A VEC question pool committee will decide on the content of each of three new written exams. The Tech exam and the General class exams will each contain 35 multiple choice questions. The Extra class exam will contain 50 questions.

There will be no automatic upgrades. Techs (pre-1987) who have passed 5 wpm code and element 3B will qualify for General class but must apply with proof at a VE session after April 15th.

Current Advanced Class hams who pass element 4B at a VE session before April 15th can apply for Extra class at a VE session after April 15th (by showing their CSCE). Current Tech-Plus licensees who pass element 3B at a VE session before April 15th can apply for General class at a VE session after April 15th. Current no-code Techs who pass element 3B exams before April 15, then have 1 year to pass a 5wpm code test for General.
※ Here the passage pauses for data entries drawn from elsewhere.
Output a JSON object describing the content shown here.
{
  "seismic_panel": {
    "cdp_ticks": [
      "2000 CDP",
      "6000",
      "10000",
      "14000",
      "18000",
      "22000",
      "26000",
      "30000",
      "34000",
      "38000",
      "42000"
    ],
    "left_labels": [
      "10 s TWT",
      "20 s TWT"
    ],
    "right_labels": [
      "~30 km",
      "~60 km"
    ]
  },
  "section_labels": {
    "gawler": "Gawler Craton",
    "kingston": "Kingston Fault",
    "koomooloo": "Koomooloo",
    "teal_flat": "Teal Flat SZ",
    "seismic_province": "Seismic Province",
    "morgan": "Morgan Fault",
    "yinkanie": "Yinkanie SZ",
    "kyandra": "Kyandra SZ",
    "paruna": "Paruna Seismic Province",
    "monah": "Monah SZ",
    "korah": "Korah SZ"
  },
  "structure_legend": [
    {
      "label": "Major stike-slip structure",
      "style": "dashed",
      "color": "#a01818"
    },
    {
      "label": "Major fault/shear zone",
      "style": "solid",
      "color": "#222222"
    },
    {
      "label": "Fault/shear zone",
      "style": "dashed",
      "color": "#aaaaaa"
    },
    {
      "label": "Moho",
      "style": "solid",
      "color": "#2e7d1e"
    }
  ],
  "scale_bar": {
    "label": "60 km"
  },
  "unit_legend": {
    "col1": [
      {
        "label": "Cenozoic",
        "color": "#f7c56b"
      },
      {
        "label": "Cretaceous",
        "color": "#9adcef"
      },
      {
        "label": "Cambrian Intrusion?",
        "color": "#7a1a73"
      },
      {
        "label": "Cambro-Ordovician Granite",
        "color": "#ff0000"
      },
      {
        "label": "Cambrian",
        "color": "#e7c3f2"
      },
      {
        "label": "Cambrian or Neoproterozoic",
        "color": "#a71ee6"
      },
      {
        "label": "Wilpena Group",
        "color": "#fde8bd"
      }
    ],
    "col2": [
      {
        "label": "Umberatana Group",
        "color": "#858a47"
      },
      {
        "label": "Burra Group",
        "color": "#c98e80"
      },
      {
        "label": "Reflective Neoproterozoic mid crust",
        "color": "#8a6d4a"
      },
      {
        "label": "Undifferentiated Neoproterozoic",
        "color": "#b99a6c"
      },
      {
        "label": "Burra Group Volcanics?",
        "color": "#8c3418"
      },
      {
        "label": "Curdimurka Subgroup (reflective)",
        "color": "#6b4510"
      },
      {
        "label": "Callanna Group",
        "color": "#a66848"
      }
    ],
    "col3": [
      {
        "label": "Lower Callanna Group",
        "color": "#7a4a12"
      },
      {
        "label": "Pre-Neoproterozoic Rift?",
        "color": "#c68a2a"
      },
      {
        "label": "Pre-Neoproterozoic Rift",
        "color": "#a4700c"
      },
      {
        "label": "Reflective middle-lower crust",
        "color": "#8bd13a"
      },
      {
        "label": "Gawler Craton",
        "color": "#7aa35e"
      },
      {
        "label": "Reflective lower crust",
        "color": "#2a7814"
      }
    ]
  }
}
As in the past the GARC VE team will continue to follow all FCC regulations and make VE sessions available on the second Tuesday of each month.

 

GRUMMAN AMATEUR RADIO CLUB

MINUTES OF GENERAL MEETING 1/19/00

BY Pete, N2PYV

The meeting was called to order by Pat at 6:45 PM.

This was our first meeting at the Underwriters Lab in Melville. The meeting room is very nice. Our host, Bill, N2SFT, gave some introductory remarks, explaining what UL does etc. All present introduced themselves.

TREASURER'S REPORT - Ted, KD2UB

Ted read the financial statement. Finances continue to be in good shape.

REPEATER REPORT - Gordon, KB2UB

The sale of the Haupaugue tower is not going well for Northrop Grumman. It seems that the guy wires for the tower are in a landfill that is contaminated. This scares potential buyers away.

VE REPORT Bob, W2ILP

There were four applicants. Two were new No Code Techs and two passed update exams.

WAG REPORT Bob, W2FPF

No activity.

HOUSE REPORT

Pat has had a discussion with the Northrop Grumman Insurance Dept. He was assured that all members are covered for liability at every meeting and field day by the NG insurance. We will, therefore, be able to cancel the liability insurance policy that the club has.

Pat reported that most of the property in Bethpage has been sold. Still not sure about the fate of Plant 5.

The Wednesday 20 Meter Net had four check-ins. The Sunday 40 Meter Net had about fourteen.

MEMBERSHIP:

Two applicants were approved for membership as follows:

Peter Manfre, WA2ODO, Advanced

Carmine DeVito, WA2GYX, General

 

 

PROGRAM

Bill, N2SFT, played an interesting video about the activities of the UL. He then divided the group into two parts and took them on a tour of the UL facility.

 

EDITORIAL

As you all know a program is available that allows you to read all of the CQ de WA2LQO newsletters published in 1998. As of now a program is available that will allow the user to read all of the newsletters published in 1998 and 1999.

The program is available on two flopy disks and contains all the information published in the 1998 and 1999 newsletters.

I am presently working on a program that will allow the user to read the history book published by the club (45 Years of History 1945 1989). Since this is a rather large project the finished program will be on a CDRom because of the space required. Also, it will take some time to do. It should be ready by the end of the year.